Quantifying the relative contribution of free virus and cell-to-cell transmission routes to the propagation of hepatitis C virus infections in vitro using an agent-based model.

Experiments have shown that hepatitis C virus (HCV) infections in vitro disseminate both distally via the release and diffusion of cell-free virus through the medium, and locally via direct, cell-to-cell transmission. To determine the relative contribution of each mode of infection to HCV dissemination, we developed an agent-based model (ABM) that explicitly incorporates both distal and local modes of infection. The ABM tracks the concentration of extracellular infectious virus in the supernatant and the number of intracellular HCV RNA segments within each infected cell over the course of simulated in vitro HCV infections.

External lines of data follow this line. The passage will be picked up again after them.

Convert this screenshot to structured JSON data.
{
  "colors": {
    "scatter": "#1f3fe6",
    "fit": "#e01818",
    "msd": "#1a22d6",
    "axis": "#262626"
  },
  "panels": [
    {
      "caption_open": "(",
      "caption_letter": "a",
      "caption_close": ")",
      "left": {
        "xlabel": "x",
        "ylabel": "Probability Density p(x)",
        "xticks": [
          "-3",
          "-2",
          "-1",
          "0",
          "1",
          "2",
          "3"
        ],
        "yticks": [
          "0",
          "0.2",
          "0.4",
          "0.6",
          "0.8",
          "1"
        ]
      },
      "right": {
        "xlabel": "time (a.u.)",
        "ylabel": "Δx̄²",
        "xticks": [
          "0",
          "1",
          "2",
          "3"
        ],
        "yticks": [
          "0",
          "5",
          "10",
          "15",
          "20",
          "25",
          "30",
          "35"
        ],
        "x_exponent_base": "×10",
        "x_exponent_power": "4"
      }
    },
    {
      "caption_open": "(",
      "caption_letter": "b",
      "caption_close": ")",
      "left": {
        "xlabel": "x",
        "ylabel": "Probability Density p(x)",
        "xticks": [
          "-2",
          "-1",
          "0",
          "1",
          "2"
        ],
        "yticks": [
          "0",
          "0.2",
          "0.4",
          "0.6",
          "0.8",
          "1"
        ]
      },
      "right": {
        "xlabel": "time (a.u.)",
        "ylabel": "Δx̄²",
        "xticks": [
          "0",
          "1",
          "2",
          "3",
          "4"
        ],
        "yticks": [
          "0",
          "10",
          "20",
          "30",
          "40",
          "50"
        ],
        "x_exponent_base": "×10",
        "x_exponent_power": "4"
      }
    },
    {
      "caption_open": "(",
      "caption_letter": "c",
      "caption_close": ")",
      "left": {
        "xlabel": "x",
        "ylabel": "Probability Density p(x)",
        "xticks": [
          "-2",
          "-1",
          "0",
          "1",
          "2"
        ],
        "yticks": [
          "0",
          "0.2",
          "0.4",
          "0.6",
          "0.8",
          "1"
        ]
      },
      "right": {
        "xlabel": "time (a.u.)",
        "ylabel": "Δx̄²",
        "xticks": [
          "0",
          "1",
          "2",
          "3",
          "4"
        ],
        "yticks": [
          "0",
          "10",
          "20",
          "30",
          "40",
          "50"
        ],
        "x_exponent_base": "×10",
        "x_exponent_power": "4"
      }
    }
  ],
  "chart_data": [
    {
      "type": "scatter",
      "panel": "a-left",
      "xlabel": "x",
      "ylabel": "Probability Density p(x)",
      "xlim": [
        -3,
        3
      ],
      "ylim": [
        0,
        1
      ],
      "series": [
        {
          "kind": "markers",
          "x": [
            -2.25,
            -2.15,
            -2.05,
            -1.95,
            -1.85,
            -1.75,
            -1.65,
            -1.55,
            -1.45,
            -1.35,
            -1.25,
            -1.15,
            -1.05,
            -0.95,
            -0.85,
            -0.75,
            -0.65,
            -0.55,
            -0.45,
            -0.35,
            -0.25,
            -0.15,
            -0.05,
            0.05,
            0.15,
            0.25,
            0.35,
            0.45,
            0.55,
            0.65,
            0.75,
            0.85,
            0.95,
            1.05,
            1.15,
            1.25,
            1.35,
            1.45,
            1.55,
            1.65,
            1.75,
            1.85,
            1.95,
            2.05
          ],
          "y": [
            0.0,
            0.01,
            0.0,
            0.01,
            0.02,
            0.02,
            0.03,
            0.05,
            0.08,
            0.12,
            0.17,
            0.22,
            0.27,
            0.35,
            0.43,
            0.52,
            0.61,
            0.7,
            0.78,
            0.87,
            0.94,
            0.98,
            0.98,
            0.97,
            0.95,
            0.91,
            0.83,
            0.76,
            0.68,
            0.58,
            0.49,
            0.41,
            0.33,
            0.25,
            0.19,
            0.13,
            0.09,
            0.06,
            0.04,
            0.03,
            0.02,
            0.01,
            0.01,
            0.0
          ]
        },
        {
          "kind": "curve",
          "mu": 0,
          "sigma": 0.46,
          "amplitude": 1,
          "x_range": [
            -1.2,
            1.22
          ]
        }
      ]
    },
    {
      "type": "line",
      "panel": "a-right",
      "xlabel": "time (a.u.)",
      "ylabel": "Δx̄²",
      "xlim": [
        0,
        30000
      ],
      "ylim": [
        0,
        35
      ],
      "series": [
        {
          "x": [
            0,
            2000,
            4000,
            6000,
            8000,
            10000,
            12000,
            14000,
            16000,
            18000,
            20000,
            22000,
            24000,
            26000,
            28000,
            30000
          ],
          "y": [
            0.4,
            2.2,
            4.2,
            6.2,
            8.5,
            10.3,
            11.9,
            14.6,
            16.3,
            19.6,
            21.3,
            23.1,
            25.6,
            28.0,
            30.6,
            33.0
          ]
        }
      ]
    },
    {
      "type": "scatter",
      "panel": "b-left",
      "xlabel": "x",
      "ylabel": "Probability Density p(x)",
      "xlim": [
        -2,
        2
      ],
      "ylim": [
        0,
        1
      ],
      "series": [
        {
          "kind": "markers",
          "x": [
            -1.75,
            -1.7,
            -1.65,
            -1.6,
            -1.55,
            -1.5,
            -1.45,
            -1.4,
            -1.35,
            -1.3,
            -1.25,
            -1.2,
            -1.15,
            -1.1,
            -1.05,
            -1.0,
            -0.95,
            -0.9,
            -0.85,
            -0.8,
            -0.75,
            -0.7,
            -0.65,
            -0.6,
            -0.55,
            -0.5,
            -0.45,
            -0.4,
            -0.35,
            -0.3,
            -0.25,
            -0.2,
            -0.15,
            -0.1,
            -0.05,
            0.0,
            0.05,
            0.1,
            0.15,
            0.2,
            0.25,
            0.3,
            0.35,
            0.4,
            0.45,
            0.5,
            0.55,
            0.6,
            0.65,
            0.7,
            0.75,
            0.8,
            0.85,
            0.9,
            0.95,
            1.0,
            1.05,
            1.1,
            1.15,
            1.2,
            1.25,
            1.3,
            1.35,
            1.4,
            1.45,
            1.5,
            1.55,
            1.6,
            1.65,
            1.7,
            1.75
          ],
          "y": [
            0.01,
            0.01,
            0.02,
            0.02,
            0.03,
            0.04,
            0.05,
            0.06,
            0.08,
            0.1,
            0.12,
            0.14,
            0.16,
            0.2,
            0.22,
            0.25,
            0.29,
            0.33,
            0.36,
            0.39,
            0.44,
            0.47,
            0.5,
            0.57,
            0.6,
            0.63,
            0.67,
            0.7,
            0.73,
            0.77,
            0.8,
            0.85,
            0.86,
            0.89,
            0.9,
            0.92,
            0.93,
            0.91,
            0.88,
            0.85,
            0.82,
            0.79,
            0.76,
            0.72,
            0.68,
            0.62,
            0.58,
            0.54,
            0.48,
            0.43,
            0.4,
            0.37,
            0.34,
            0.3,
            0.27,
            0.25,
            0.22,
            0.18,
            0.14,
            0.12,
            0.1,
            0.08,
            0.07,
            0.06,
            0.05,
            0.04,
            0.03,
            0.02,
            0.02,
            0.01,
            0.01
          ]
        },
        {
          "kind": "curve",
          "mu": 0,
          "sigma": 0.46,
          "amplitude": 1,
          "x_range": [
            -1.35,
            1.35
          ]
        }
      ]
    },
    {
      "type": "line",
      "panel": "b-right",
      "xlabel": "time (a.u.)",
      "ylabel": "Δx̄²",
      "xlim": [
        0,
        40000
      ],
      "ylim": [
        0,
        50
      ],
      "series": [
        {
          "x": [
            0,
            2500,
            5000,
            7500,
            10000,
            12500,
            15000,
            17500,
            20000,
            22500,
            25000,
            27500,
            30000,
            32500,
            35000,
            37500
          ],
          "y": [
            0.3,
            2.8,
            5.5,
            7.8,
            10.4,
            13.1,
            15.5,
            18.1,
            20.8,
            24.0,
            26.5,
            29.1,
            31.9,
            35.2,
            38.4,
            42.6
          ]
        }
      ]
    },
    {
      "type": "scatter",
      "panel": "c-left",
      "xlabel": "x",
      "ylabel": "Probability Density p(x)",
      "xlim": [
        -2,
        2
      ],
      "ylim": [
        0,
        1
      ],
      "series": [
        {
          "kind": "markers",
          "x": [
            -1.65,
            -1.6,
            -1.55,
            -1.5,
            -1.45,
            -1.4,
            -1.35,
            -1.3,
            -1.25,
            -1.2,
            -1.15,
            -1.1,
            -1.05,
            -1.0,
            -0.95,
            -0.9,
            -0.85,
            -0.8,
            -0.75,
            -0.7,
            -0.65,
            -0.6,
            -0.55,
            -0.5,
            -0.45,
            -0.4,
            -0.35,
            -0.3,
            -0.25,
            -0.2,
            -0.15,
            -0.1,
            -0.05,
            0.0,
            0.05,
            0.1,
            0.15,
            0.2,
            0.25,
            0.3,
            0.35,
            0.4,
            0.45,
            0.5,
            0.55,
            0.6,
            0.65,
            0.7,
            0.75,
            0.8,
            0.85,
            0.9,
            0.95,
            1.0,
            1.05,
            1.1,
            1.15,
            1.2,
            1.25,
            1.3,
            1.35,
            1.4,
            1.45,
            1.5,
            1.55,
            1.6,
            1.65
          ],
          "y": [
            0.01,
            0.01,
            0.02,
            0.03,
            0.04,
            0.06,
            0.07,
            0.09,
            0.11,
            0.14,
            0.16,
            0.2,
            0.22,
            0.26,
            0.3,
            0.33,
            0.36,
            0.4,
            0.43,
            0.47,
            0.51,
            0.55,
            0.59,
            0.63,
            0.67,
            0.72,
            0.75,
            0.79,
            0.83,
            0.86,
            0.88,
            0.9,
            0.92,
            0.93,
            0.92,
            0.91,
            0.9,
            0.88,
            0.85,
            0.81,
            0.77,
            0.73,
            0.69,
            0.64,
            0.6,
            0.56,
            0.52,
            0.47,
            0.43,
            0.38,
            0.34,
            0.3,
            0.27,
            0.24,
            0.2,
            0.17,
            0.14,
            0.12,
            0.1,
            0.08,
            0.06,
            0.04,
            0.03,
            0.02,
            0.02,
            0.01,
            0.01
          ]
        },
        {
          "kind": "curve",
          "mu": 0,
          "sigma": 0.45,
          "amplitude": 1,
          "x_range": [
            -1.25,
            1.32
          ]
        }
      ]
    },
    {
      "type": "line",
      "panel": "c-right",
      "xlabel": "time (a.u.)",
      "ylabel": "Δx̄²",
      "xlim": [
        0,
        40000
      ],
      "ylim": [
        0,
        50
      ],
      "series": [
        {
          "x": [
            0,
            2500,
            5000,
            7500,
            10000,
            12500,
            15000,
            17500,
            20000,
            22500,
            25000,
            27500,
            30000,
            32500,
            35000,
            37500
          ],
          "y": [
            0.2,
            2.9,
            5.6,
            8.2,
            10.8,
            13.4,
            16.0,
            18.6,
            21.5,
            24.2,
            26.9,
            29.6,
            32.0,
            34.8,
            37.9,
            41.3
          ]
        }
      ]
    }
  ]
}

Experimental data for in vitro HCV infections conducted in the presence and absence of free-virus neutralizing antibodies was used to validate the ABM and constrain the value of its parameters. We found that direct, cell-to-cell infection accounts for 99% (84%$-$100%, 95% credible interval) of infection events, making it the dominant mode of HCV dissemination in vitro. Yet, when infection via the free-virus route is blocked, a 57% reduction in the number of infection events at 72 hpi is observed experimentally; a result consistent with that found by our ABM. Taken together, these findings suggest that while HCV spread via cell-free virus contributes little to the total number of infection events in vitro, it plays a critical role in enhancing cell-to-cell HCV dissemination by providing access to distant, uninfected areas, away from the already established large infection foci.